Indexes are the single most-leveraged tool in performance work. They also have real costs — write amplification, storage, planner overhead. An advanced practitioner picks indexes deliberately, not defensively.
B-tree: the default
B-trees serve equality, range, ORDER BY, and prefix matches. 95% of indexes you'll create are B-tree. Postgres / MySQL / SQL Server all default to B-tree when you write CREATE INDEX without a type.
Composite indexes: leading-column rules
-- Composite index on (customer_id, order_date, status)CREATE INDEX idx_orders_cd_od_s ON orders (customer_id, order_date, status);
- Serves filters on customer_id alone
- Serves filters on customer_id + order_date (any range)
- Serves filters on customer_id + order_date + status
- Does NOT efficiently serve filters on order_date alone, status alone, or order_date + status without customer_id
The leading-column rule
A composite index is usable from the leftmost column outward. Skipping a leading column means the index can't be used for that filter. Always put the column with the most selective equality predicates first.
Partial indexes — small and fast
-- Only ~0.5% of orders are pending; full index on status is wasteful.CREATE INDEX idx_pending_orders ON orders (created_at) WHERE status = 'pending';
A partial index covers only the rows matching the WHERE clause. Two conditions must both be true: (a) the query always includes the predicate, and (b) the predicate is selective. The index is much smaller, fits more of itself in cache, and is faster to read.
Common partial-index patterns: WHERE deleted_at IS NULL for soft-delete tables, WHERE status IN ('pending', 'processing') for queue-like tables, WHERE active = true for any 'most rows inactive' pattern.
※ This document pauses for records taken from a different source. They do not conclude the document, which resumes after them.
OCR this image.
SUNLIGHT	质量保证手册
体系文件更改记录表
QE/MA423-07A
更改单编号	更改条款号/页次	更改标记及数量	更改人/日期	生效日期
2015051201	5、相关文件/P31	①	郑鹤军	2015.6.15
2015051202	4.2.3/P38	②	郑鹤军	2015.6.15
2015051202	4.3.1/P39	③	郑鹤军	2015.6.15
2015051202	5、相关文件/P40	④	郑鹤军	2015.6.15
Covering indexes (INCLUDE)
-- Index for both filter and SELECT columns → index-only scanCREATE INDEX idx_orders_cover ON orders (customer_id) INCLUDE (order_date, amount);
A covering index includes both the filter columns (in the key) and the SELECT columns (via INCLUDE). The engine can answer the entire query from the index alone — no heap fetches. This is the fastest possible read pattern.
When INCLUDE pays off
Use INCLUDE for hot read paths where the query is well-known: dashboards, top-N lookups, foreign-key checks. Don't over-include — each extra column bloats the index and slows writes.
GIN, GiST, BRIN
- GIN — for arrays, JSONB, full-text search. 'Inverted' index: maps element → row. Bigger than B-tree but matches efficiently
- GiST — for geometric data, ranges, custom types. Generalised tree structure
- BRIN — block range index. Tiny; good for very large tables where physical order correlates with the indexed column (time-series fact tables). Sub-1% the size of B-tree
The write-amplification cost
Every index is a tax on writes. Every INSERT, UPDATE that touches an indexed column, and DELETE updates the indexes. On a write-heavy table with 10 indexes, an INSERT does 11 writes. The tradeoff is: read perf gained vs write perf lost.
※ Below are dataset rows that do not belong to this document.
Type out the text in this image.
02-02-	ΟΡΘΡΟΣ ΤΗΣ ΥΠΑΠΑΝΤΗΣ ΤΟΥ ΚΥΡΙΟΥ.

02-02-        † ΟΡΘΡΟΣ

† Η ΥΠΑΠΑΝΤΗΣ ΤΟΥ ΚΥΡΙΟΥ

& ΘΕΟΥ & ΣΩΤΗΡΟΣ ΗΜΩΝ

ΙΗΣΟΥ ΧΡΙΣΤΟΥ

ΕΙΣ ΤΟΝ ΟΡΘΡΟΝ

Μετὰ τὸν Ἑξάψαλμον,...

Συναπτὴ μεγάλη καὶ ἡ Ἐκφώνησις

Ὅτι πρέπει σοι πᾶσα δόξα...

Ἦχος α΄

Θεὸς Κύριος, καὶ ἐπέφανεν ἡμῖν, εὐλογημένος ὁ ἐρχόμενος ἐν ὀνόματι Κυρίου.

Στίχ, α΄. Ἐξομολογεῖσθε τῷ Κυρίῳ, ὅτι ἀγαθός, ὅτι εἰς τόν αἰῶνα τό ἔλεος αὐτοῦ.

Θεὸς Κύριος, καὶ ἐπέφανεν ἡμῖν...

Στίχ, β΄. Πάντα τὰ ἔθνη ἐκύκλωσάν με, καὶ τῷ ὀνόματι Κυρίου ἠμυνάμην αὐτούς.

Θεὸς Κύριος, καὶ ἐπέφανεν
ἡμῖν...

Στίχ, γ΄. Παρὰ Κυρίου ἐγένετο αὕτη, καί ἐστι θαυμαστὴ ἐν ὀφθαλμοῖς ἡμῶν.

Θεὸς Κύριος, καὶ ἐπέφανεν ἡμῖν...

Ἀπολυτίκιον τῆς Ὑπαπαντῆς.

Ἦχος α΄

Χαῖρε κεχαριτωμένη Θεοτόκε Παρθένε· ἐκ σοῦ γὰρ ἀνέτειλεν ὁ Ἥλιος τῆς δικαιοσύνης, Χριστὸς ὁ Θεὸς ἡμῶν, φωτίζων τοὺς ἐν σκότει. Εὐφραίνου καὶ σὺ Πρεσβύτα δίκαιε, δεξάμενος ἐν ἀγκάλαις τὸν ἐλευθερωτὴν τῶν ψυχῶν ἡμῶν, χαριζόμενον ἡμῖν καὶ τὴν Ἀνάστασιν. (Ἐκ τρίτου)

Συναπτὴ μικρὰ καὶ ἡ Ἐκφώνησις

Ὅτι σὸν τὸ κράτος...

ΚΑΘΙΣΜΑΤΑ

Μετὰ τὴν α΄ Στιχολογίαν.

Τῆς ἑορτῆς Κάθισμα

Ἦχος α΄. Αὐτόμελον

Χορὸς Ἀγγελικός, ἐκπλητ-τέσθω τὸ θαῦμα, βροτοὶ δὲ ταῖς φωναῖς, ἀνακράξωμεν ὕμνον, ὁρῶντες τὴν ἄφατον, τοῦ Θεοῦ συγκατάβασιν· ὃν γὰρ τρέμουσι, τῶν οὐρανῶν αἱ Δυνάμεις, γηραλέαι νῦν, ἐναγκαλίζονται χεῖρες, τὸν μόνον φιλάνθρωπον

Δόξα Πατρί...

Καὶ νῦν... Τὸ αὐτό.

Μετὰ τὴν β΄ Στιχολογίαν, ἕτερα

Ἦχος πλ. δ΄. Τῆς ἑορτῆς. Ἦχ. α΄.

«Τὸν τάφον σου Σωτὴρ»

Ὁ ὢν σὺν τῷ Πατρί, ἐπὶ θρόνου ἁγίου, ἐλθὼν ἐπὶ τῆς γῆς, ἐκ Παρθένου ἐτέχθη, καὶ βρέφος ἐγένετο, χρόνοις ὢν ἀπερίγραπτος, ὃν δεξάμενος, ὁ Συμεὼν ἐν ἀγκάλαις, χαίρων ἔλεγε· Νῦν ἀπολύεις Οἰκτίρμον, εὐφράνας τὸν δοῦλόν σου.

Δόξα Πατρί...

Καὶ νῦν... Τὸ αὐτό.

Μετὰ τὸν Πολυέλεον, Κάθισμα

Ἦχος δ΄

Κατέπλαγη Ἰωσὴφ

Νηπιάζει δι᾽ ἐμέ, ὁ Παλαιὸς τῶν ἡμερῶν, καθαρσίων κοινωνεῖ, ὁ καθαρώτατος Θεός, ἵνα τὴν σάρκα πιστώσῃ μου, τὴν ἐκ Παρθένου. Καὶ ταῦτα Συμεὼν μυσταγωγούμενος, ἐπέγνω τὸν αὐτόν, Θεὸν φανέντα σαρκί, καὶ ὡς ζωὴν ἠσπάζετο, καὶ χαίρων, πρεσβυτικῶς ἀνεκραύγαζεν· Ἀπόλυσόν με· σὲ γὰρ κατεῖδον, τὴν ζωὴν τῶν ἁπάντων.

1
Indexes you don't use are pure cost
Check pg_stat_user_indexes (Postgres) or sys.dm_db_index_usage_stats (SQL Server) for indexes with zero scans over the last 30 days. They're slowing writes and consuming RAM/disk for no benefit. Drop them.
Exercise
Your orders table has 50M rows and the following queries are common. Design the minimal set of indexes that serves them well. (a) SELECT * FROM orders WHERE customer_id = ? AND order_date > ? (b) SELECT * FROM orders WHERE status = 'pending' (c) SELECT customer_id, SUM(amount) FROM orders WHERE order_date BETWEEN ? AND ? GROUP BY customer_id (d) SELECT * FROM orders WHERE order_id = ? Assume order_id is already the primary key.